What Closes as Bellevue Opens

The Bellevue unit’s opening triggers a significant change on Rikers itself. The mayor said roughly 100 incarcerated people would begin moving into the Bellevue unit on Wednesday, a shift he said would allow the city to close the North Infirmary Command on Rikers and transfer it to the Department of Citywide Administrative Services in June.

The infirmary on Rikers Island — a converted garage once used to repair Department of Correction vehicles — is set to close after decades in operation. The North Infirmary Command, built in 1932, is the oldest medical facility on the island. Its closure ends a chapter of jail medicine that was defined by its physical limitations as much as by its institutional failures.

The Mamdani administration will also open additional Outposted Therapeutic Housing Units at NYC Health + Hospitals/Woodhull and North Central Bronx, with 144 and 92 beds respectively. Those sites will primarily serve patients with significant mental health needs, further expanding access to care and advancing the city’s plan to close Rikers Island.

The 2027 Deadline and What It Means

Mamdani was direct about the gap between where the city is and where it needs to be. He acknowledged how far the city remains from the original timetable for shutting Rikers, saying the previous administration’s inaction has made the 2027 deadline “practically impossible” to meet and that fulfilling the city council’s 2019 vote would require “a whole of government approach.”

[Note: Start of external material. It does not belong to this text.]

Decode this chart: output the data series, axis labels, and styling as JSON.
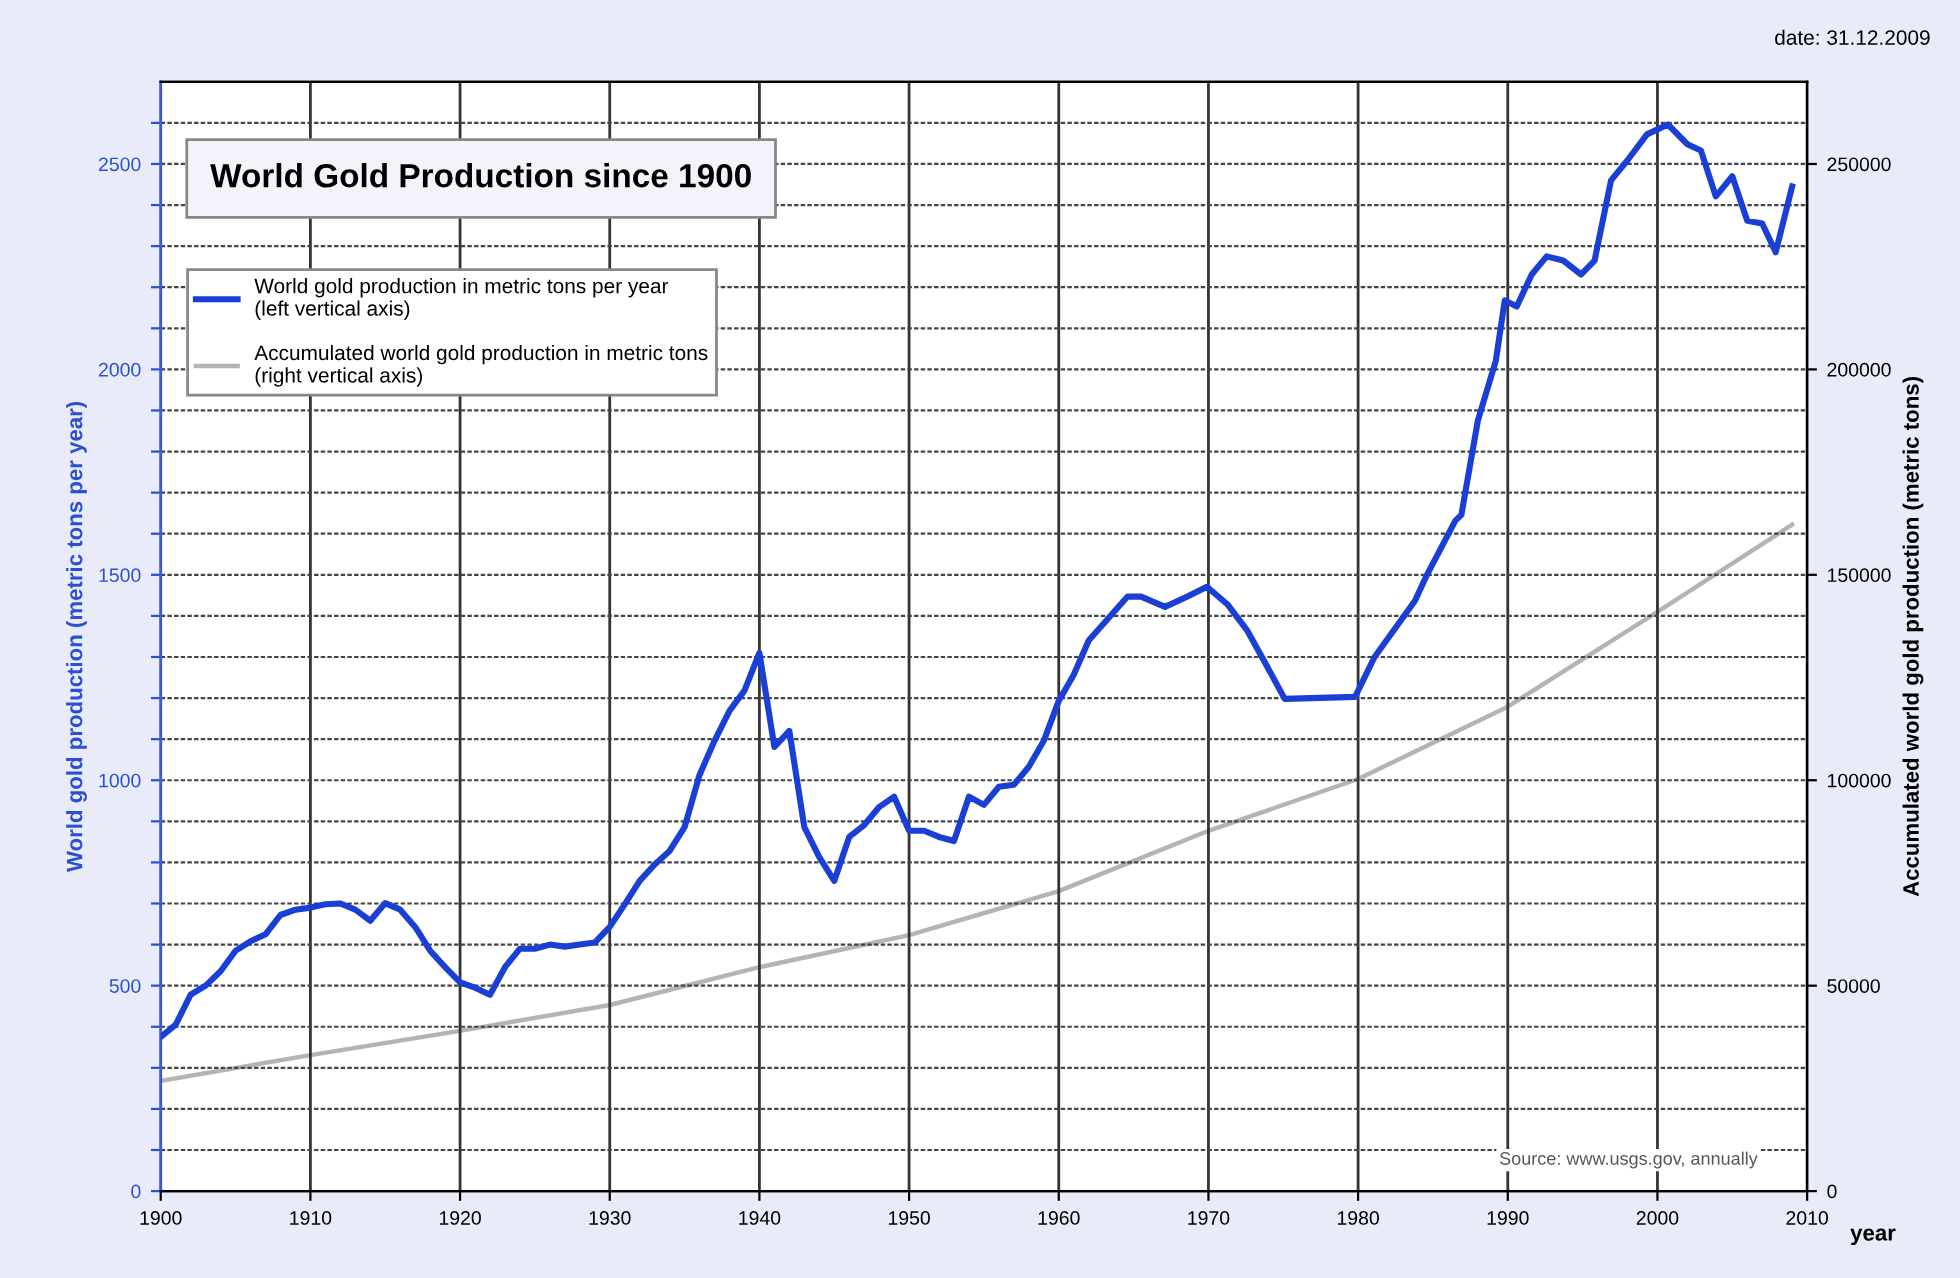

The legal deadline of August 31, 2027 was set by the city council when it approved the borough-based jail plan — a system that would replace Rikers with four smaller facilities, one in each of the four most populous boroughs. That plan has faced its own delays, cost increases, and community opposition. The Bellevue unit does not resolve those challenges, but it demonstrates a model of decarceration that city officials can point to as functional and operational.

The Bellevue site represents a fundamental shift in how New York City delivers care to incarcerated people — moving away from a system defined by delays toward one rooted in dignity, access and prevention, according to the administration’s press release. Whether that shift can scale fast enough to meet an August 2027 deadline remains the central question for everyone watching.

Disclaimer: This article is for informational purposes only. Medical and legal information referenced reflects publicly available government announcements and news reporting.